WDR Sinfonieorchester in Berlin: Im innersten Kreis

Ganz alte Schule: Marek Janowski und das WDR Sinfonieorchester mit einem reinen Beethoven-Programm in Berlin.

Ein so gediegener Abend mit klassischer Musik, dass es schon fast ans Altmodische, ja Bräsige grenzt: mäßig besetzter Saal. Ein Solokonzert von 1803, eine Symphonie von 1804. Wohlwollender Applaus mit einzelnen Juchzern, ein straff gebundener Blumenstrauß für den Solisten. Beethoven von früh bis spät, also von Anfang bis Ende des Programms – nur die Zugabe, die Seong-Jin Cho spielt, stammt von Mozart. Wenn es erlaubt wäre, Konzerte zu personifizieren, würde man mit Blick auf diesen Abend in der Philharmonie Georg Büchner zitieren, „er tat alles, wie es die andern taten, es war aber eine entsetzliche Leere in ihm“.

Marek Janowski, der gerade seinen 80. Geburtstag feierte, und das WDR Sinfonieorchester, mit dem er in diesen Tagen auf Geburtstagstournee ist, haben diese Zuschreibung selbstverständlich nicht verdient.

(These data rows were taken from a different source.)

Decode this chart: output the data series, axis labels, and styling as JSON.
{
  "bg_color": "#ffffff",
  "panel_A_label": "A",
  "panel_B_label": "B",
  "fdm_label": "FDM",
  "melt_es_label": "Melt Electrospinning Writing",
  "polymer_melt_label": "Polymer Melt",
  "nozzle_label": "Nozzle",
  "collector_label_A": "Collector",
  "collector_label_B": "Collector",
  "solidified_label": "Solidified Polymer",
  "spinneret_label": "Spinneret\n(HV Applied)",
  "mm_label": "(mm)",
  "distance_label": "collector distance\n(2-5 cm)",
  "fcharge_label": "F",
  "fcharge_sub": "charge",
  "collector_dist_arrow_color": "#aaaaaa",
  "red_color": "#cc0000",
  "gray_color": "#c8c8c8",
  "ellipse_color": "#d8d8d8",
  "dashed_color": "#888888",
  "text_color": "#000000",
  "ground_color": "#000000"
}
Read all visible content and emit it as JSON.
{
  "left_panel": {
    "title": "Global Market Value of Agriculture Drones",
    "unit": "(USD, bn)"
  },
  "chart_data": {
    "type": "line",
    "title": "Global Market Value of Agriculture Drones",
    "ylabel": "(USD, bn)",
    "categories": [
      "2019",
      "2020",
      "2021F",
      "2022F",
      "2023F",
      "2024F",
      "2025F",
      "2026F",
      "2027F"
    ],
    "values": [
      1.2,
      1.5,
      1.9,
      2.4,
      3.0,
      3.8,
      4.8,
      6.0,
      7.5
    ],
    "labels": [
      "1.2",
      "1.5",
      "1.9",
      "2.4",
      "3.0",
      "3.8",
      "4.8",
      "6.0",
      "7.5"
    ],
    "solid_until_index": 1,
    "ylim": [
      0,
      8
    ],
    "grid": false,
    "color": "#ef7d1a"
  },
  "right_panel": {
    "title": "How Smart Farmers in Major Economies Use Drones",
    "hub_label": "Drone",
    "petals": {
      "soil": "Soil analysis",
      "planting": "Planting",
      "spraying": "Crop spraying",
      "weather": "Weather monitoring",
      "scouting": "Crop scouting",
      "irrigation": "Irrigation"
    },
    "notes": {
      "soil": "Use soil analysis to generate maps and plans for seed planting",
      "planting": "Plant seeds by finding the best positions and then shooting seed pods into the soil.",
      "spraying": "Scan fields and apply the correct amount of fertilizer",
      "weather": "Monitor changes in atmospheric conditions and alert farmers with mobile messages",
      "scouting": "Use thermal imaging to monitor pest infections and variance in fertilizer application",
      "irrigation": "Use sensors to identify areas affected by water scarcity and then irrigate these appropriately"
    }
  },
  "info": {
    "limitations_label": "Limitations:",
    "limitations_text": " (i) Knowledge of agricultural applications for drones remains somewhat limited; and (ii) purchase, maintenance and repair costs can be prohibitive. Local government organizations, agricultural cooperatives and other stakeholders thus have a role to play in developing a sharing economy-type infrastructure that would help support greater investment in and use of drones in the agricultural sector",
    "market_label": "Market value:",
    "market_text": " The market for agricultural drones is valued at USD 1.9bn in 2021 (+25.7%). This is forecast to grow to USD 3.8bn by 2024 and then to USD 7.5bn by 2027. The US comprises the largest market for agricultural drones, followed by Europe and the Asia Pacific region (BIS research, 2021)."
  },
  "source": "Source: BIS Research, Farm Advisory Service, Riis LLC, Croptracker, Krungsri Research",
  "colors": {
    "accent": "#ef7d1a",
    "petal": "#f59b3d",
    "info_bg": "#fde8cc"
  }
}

Im Gegenteil, der Maestro kehrt mit dem Auftritt ja an die alte Stätte seines Wirkens zurück, war er doch von 2002 bis 2015 Chef des hiesigen Rundfunk-Sinfonieorchesters. Und die Zuneigung des Berliner Publikums ist auch jetzt noch zu spüren, genauso wie der Ruf, den sich der 1994 geborene Cho am Klavier erspielt hat, nicht zuletzt als Gewinner des Chopin-Wettbewerbs 2015.

Am Ende droht Verzettelungsgefahr

Allerdings kommt Cho bei Beethovens drittem Klavierkonzert gar nicht zum Zuge. Stattdessen ergibt sich die paradoxe Situation, dass ihm selbst der Solopart zu wenig Raum bietet. Schon überlegt man, ob die ganze Gattung einfach nichts für Cho ist, ob dieser vielleicht eher für einsame Recital-Abende geschaffen ist, bei denen sein klarer Anschlag, die makellose Technik, die kleinen, gelackten Raffinessen besser zur Geltung kommen – da beginnt der zweite Satz. Und Cho spielt ihn zu Anfang ganz allein, mit so schönen Echo- und Sehnsuchtseffekten und vielfarbigen Akkorden (die selbst nach dem Anschlag noch weiterzubrummen scheinen), dass man auf einmal gewahr wird, dass dieser Pianist einfach viel besser ist als dieses Orchester, das Cho bloß eine halbe Stunde lang zudeckelt mit Gewöhnlichkeit und Ideenlosigkeit.

Stimmiger gerät erwartungsgemäß die „Eroica“. Für Janowski, ganz alte Schule, stellt Beethovens Dritte gewiss das Innere des Kernrepertoires dar. Und sicher, die fugierten Passagen im Trauermarsch entfalten wie immer automatische Sogwirkung. Das Scherzo hebt geradezu raschelnd an, um dann schnell zu großer Geste aufzuklappen. Im ersten und letzten Satz aber droht Verzettelungsgefahr, sodass man unversehens nicht nur an den hohen Ton des Werkes denkt, sondern auch an die hohen dirigentischen Ansprüche, die es stellt.